While the essay’s blith setting aside of the role of technology is what first pulled my cord, it’s this second more subtle failing that I find more problematic. The essay ends up advising the old bridge owners to return to their roots, to retreat back into their comfort zone, as they look for the key source of qualities to emphasis as they adapt to opening of a bridge next to theirs. This is a bit like advising them to put a new coat of paint on the snack bar next to the toll booth and send the toll collector’s uniforms out to be laundered. It’s what they want to hear, but it’s not what they need to understand.
Old bridge owners rarely become irrelevant, in fact they often continue to grow. After the dust settles the old bridge owners find they are in a market who’s consensus about what attributes define quality has changed. Attributes that define quality are not an absolute. In one time frame quality maybe defined by safety, while in another it maybe defined by price, and then later it maybe defined by convient availabity. If the old bridge owner is to remain on top, in market share terms, then he needs to shift his value proposition toward the newly emerging attributes and depreciate the ones that used to be critical.

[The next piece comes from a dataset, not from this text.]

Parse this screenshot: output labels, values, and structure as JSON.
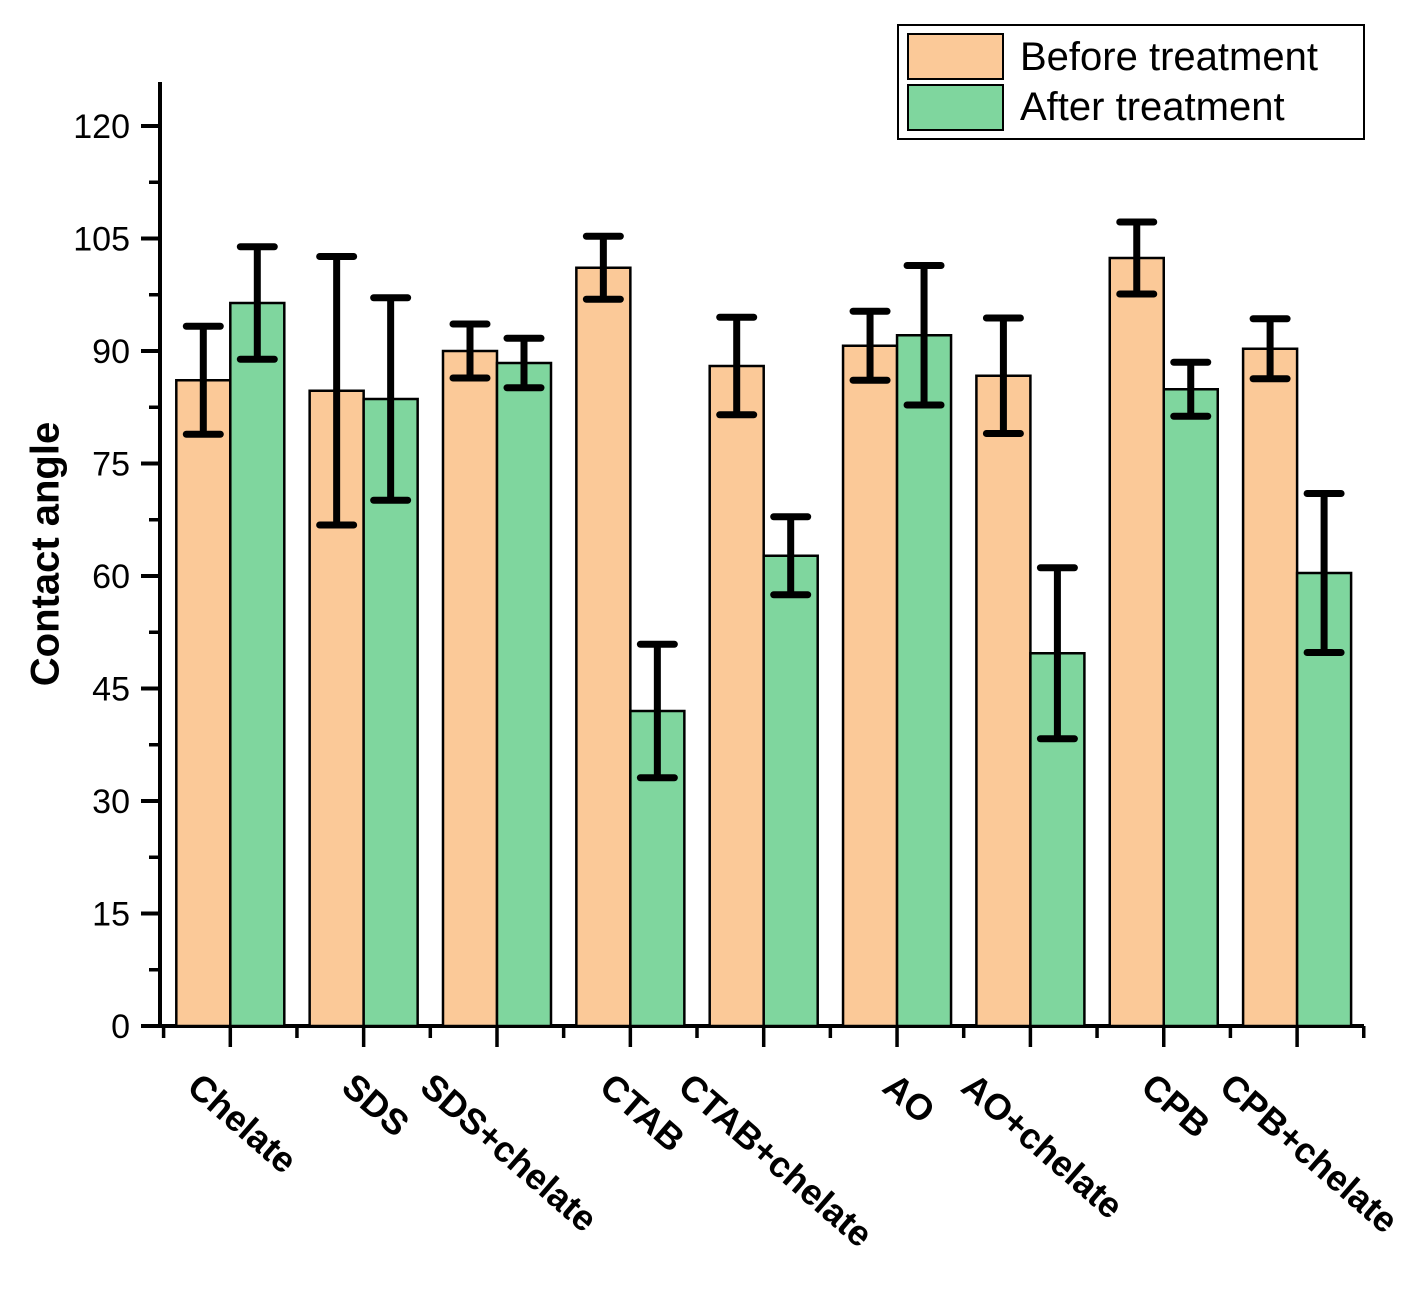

When the definition of quality changes the market becomes extremely confusing. It is some comfort for the old bridge owner that the new bridge owner probably doesn’t understand what the new rule are either. The new bridge owner leveraged an oportunity given to him typically by technology, but he doesn’t know what qualities his customers care about – he just has some guesses. But the new bridge owner has something of inestimable value in working out what the answer is, customer contact.

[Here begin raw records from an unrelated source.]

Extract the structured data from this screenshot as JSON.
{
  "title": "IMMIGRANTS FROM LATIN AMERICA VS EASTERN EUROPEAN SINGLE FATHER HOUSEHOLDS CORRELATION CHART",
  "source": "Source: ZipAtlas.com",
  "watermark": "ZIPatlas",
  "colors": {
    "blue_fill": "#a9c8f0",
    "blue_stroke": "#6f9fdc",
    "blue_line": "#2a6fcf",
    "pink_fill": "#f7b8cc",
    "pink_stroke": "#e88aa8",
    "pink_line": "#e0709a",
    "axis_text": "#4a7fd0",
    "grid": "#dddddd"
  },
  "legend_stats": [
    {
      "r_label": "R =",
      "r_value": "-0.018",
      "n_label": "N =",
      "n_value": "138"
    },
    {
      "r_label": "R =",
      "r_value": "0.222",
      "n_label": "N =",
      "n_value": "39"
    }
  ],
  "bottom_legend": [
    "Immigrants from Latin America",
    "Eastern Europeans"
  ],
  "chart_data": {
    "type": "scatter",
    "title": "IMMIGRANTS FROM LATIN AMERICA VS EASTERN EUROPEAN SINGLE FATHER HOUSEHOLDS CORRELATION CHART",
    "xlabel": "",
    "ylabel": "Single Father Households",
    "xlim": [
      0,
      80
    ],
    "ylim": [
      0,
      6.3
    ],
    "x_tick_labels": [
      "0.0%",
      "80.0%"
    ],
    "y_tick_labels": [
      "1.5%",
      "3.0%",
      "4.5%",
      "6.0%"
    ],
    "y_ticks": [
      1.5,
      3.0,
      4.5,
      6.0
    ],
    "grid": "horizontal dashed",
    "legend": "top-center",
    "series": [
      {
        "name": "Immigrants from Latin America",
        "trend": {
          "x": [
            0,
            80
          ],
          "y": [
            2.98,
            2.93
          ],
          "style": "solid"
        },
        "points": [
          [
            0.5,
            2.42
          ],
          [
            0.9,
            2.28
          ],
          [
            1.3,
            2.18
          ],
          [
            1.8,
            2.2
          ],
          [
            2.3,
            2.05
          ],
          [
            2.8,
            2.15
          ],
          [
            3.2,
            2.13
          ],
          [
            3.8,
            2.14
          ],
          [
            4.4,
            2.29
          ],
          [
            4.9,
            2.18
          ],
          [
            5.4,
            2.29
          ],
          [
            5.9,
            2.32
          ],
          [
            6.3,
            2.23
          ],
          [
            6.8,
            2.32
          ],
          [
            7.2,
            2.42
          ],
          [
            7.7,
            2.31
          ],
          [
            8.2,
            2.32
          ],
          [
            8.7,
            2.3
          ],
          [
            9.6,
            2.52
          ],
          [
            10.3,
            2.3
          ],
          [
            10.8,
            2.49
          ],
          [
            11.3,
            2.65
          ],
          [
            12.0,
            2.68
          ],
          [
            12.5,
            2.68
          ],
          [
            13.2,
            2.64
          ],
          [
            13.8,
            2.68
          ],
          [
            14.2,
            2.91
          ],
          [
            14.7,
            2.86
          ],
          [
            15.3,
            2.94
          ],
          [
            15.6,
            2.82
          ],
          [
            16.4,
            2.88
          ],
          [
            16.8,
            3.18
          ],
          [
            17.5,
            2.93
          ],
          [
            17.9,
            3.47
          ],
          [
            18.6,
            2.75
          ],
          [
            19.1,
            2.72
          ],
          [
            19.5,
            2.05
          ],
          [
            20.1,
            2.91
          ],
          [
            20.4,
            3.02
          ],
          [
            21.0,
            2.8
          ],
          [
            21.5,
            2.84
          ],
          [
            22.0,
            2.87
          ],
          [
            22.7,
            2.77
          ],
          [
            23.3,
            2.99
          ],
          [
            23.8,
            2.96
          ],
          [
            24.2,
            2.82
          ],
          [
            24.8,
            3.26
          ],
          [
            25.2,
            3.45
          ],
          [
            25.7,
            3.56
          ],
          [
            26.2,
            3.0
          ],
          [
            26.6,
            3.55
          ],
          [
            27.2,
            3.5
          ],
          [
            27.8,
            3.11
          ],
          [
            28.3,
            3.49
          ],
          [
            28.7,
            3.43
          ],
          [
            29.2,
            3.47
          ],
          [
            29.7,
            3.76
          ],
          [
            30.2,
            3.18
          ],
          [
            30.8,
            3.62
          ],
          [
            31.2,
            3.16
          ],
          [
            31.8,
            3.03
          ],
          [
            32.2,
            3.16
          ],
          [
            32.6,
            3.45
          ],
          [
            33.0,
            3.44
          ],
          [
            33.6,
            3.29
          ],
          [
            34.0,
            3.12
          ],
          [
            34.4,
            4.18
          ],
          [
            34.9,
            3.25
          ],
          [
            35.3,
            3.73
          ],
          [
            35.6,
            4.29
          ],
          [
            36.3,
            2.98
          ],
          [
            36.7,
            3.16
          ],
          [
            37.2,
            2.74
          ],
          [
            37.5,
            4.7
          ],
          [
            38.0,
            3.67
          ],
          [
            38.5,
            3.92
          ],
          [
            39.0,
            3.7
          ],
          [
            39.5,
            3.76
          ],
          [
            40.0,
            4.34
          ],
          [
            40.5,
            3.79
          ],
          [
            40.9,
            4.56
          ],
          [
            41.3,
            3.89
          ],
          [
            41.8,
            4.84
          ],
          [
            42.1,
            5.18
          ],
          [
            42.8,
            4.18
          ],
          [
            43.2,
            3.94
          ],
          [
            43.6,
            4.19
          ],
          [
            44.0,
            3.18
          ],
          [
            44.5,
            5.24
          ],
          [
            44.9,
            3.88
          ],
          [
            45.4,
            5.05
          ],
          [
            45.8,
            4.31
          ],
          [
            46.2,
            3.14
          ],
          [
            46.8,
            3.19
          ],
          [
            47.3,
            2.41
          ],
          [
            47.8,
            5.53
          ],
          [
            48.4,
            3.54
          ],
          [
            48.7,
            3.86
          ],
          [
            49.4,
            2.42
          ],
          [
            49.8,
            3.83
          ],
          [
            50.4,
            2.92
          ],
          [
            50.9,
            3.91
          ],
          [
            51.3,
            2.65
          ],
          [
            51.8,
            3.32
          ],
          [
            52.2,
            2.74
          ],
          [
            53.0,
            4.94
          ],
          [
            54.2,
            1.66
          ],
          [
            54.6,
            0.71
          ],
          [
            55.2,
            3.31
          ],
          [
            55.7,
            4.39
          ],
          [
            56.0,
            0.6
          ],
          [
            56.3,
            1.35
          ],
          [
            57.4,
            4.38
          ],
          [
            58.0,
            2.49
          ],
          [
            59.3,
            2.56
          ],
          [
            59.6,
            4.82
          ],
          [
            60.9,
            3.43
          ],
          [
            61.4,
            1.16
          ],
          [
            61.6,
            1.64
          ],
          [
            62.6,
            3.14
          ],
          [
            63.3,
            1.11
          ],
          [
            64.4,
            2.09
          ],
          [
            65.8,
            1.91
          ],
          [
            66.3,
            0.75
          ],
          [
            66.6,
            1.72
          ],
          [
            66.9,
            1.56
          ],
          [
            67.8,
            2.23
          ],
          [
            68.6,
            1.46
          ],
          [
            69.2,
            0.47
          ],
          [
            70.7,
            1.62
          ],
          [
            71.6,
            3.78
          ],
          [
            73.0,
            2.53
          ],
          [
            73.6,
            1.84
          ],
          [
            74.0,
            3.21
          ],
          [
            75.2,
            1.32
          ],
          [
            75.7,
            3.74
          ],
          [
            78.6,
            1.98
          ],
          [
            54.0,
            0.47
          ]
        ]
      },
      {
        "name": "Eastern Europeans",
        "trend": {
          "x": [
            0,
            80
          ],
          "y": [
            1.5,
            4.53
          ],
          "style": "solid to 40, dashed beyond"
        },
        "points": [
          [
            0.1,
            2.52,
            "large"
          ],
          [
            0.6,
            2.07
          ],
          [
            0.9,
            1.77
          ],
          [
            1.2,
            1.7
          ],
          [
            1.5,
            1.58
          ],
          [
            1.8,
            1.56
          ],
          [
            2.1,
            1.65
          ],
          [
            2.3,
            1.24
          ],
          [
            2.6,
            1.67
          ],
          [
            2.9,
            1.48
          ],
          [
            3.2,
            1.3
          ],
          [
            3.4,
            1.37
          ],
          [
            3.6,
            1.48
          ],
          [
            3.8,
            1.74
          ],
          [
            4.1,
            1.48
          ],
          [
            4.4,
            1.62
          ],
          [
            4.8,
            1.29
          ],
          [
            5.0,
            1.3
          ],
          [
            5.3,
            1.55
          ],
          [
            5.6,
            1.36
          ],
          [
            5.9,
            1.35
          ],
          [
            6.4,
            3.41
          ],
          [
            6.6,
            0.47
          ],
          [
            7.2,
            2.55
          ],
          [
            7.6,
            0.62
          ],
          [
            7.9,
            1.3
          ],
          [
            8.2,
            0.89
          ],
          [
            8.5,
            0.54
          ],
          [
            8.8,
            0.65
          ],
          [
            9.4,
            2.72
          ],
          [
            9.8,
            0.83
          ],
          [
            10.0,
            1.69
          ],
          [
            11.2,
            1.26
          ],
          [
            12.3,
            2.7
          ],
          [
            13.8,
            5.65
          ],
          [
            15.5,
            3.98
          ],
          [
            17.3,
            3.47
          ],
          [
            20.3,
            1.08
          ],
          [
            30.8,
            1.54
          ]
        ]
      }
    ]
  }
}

The article that triggered this rant is interesting. It does, to a degree, advise the old bridge owner that he needs understand what the emerging quality vector space is. But it pretends that the answer to that question can be gotten off the shelf. I don’t think that’s true. I think you can’t ask a mess-o-pundits for the answer. First because they aren’t in the trenchs, second because they don’t do a very good job of admitting how everything is in flux, and third because nobody is going to take action of the magnitude that is required in these situations on the advice of outsiders. You have to find a way to get real customer contact and let that drive your adaption.
You gotta go down river. You gotta live in the village emerging around the new bridge. And if at all possible buy one. Not for the usual rolling up market share reasons, but so you can inform your confused self thru direct experiance.